About fifteen seconds later the engines suddenly spooled up, the Captain yelled "hold the throttle levers full thrust!" and up we went again. The "flarepath" was the streetlights of the town of Bourne, Lincolnshire, about 12 miles from the airfield and almost in a direct line. Coningsby approach control queried "934, what are your intentions?" Long story short, we all kept quiet about it, and the Captain probably made up some BS to explain the strange roller coaster approach they saw on radar.

(Note: There was a spate of airliners landing at RAF Northolt, instead of Heathrow, in the 1950s, as it was in direct line for the latter's main runway. In the end they painted a huge N on top of a gasholder next to Northolt airfield, and this eliminated the problem except for the occasional foreign airliner, until Northolt finally became an industrial estate. It still happens occasionally in the US as well as in other countries, but I don't think anyone ever landed in a town's main street, although one came close to doing so in Kingston, Jamaica in 1955).
 

skywords

Donation Time
It is very sad and a tragic loss of live. It's a no win for the pilots that are pressured like that. I've seen it first hand several times. Watched a Jet Commander depart OKC in a blizzard while the airport was closed, his first attempt ended with the aircraft sliding sideways down the runway after hitting a snowdrift but that did not detour him he taxied back and tried again this time getting airborne and just as he disappeared in the soup we heard the power being pulled back and then the sound of the crash.

Watch these idiots:

http://www.youtube.com/watch?v=3C6bo9sz9uQ
 

Bill Blue

Platinum Level Sponsor
Lets see...power fluctuation on an engine is not a safety concern, the plane can fly on one engine. And besides, it was just a fluctuation. So why did the plane land with just one engine under power? Are we down to one engine? If so, doesn't that mean the safety factor has decreased by a factor of two? What the hell, didn't the PR BS guy just say there was nothing wrong with the engine, just a power fluctuation?

Is this horsepucky?

Bill
 

Nickodell

Donation Time
Lets see...power fluctuation
Bill

Which reminds me of an old joke. An Oriental gentleman is making his first flight, and as the airliner is letting down in prep. for landing at LAX, he becomes very agitated. The cabin attendant asks what is wrong.

"Why engines go wooo WOOO wooo?"

"That's just normal power fluctualtions, sir, as the captain adjusts height and speed."
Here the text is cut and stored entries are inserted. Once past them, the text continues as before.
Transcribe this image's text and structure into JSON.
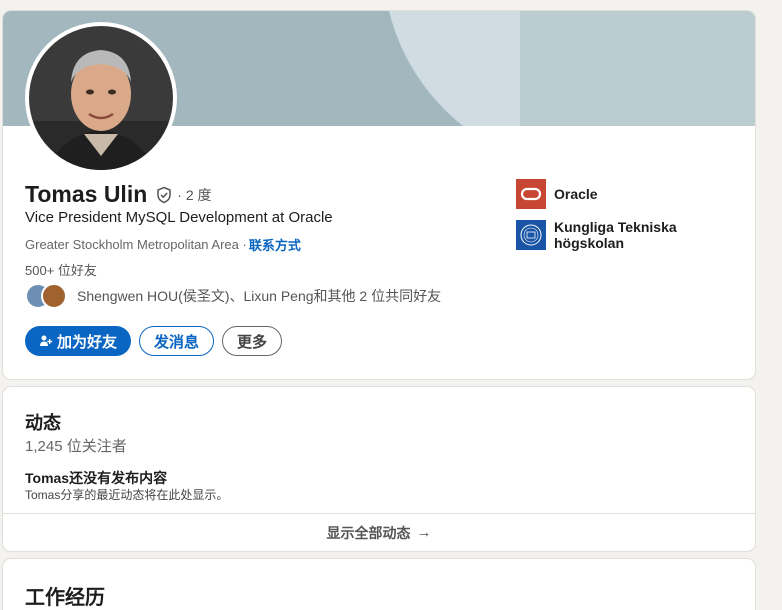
{
  "profile": {
    "name": "Tomas Ulin",
    "degree": "· 2 度",
    "headline": "Vice President MySQL Development at Oracle",
    "location": "Greater Stockholm Metropolitan Area ·",
    "contact_link": "联系方式",
    "connections": "500+ 位好友",
    "mutual_text": "Shengwen HOU(侯圣文)、Lixun Peng和其他 2 位共同好友",
    "buttons": {
      "connect": "加为好友",
      "message": "发消息",
      "more": "更多"
    },
    "companies": [
      {
        "name": "Oracle",
        "logo": "oracle-logo",
        "color": "#c74634"
      },
      {
        "name": "Kungliga Tekniska högskolan",
        "logo": "kth-logo",
        "color": "#1954a6"
      }
    ]
  },
  "activity": {
    "title": "动态",
    "followers": "1,245 位关注者",
    "empty_title": "Tomas还没有发布内容",
    "empty_desc": "Tomas分享的最近动态将在此处显示。",
    "show_all": "显示全部动态",
    "arrow": "→"
  },
  "experience": {
    "title": "工作经历"
  },
  "colors": {
    "accent": "#0a66c2",
    "background": "#f3f2ef"
  }
}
"No unnerstan. Why engines go woo, then WOOOOOO, then woo?"

"Sir, it's just power fluctuations."

"What mean functimations?"

"FLUCTUATIONS! FLUCTUATIONS!"

"And fluck you Americans too."
 

Nickodell

Donation Time
I've had a couple of PMs asking how we came sorta close to landing in a Lincolnshire town instead of the airfield, since I was one of the two navigators on board so what was my problem? My main function was Nav/Bomb., while the other guy sitting next to me was Nav/Plotter. On airfield approach (as opposed to bombing) it was his responsibility to give course and DTD (Distance To Destination) to the pilots. Remember, the nav aids 49 years ago were pretty primitive by today's standards (although we thought they were amazing).
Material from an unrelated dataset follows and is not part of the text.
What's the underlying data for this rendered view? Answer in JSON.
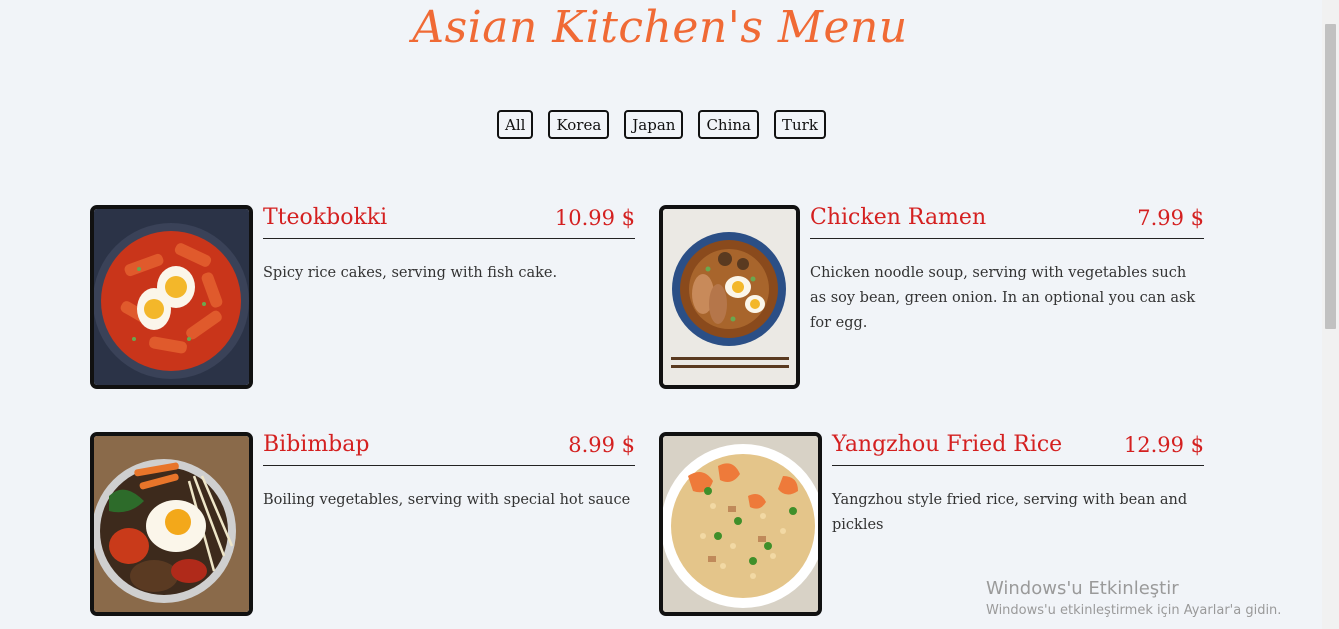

Most of it was an evolution from the same stuff carried on Lancasters 15 years earlier (the H2S radar was almost exactly the same). There was not a single solid state piece on board; all the computers (called "calculators") were the size of dustbins and full of electronic tubes; there is more computing power in the singing birthday card you open today than any of these had. The DME (Distance Measuring Equipment) was electromechanical (pinwheels and gears inside the box) and although there was an electronic inertial nav box, it also was primitive by today's standards.
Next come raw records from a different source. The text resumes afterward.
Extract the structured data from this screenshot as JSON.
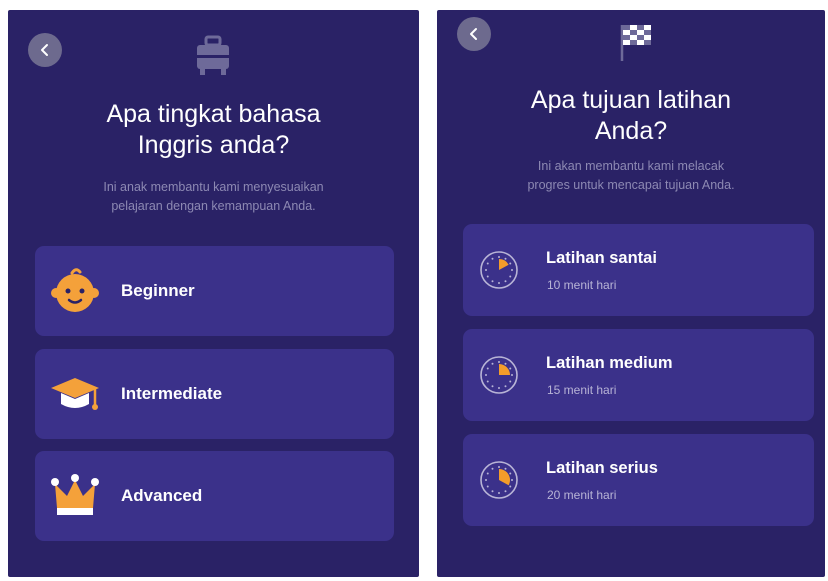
{
  "level_screen": {
    "title": "Apa tingkat bahasa\nInggris anda?",
    "subtitle": "Ini anak membantu kami menyesuaikan\npelajaran dengan kemampuan Anda.",
    "options": [
      {
        "label": "Beginner",
        "icon": "baby-face-icon"
      },
      {
        "label": "Intermediate",
        "icon": "graduation-cap-icon"
      },
      {
        "label": "Advanced",
        "icon": "crown-icon"
      }
    ],
    "header_icon": "briefcase-icon"
  },
  "goal_screen": {
    "title": "Apa tujuan latihan\nAnda?",
    "subtitle": "Ini akan membantu kami melacak\nprogres untuk mencapai tujuan Anda.",
    "options": [
      {
        "label": "Latihan santai",
        "sub": "10 menit hari",
        "fraction": 0.17
      },
      {
        "label": "Latihan medium",
        "sub": "15 menit hari",
        "fraction": 0.25
      },
      {
        "label": "Latihan serius",
        "sub": "20 menit hari",
        "fraction": 0.33
      }
    ],
    "header_icon": "checkered-flag-icon"
  },
  "colors": {
    "background": "#2a2266",
    "card": "#3b318a",
    "accent_orange": "#f39c2a",
    "muted_text": "#8d89b3"
  }
}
Which explains why we still carried a sextant and had to know how to use it. Looking at a night sky today I still find myself automatically searching for Spica, for example, to complete a fix. Or thinking of receiving the dreaded "Diverted Tempsford" (or wherever) on the radio, and wondering "where the hell is Tempsford?" with the pilot saying "well you'd better find it fast, these things don't run on air."

My own radar scope was of the PPI type, showing only "relief" - i.e. rivers, hills, coastlines etc. It didn't show towns and such-like clearly, and we were over Lincolnshire, the flattest county with the least relief features in all of Britain. In bombing exercizes you chose a prominent relief point, like a bend in a river, which you had mapped before takeoff, and with a joystick placed the scope's center cross on this, then the magic boxes calculated the bearing and distance to the target. So that wasn't much help in this case.

We depended very much on radio nav aids, like LORAN and Gee-H, operated from ground stations, "splasher beacons" and ILS from the airfields. So my esteemed colleague gave the pilots the correct course and an approximation of DTD and TTD (Time To Destination). In theory he should have noticed that we were still some 12 miles from RAF Coningsby when the First Officer called out flarepath in sight, which he could have seen no more than 7 or 8 miles ahead. Probably I should have, too, if I'd been on the ball. But it was at the end of a 6-hour triangular flight, the coffee Thermoses had been emptied an hour before, and we two Navs had been at a party the night before and had had maybe 3 hours' sleep.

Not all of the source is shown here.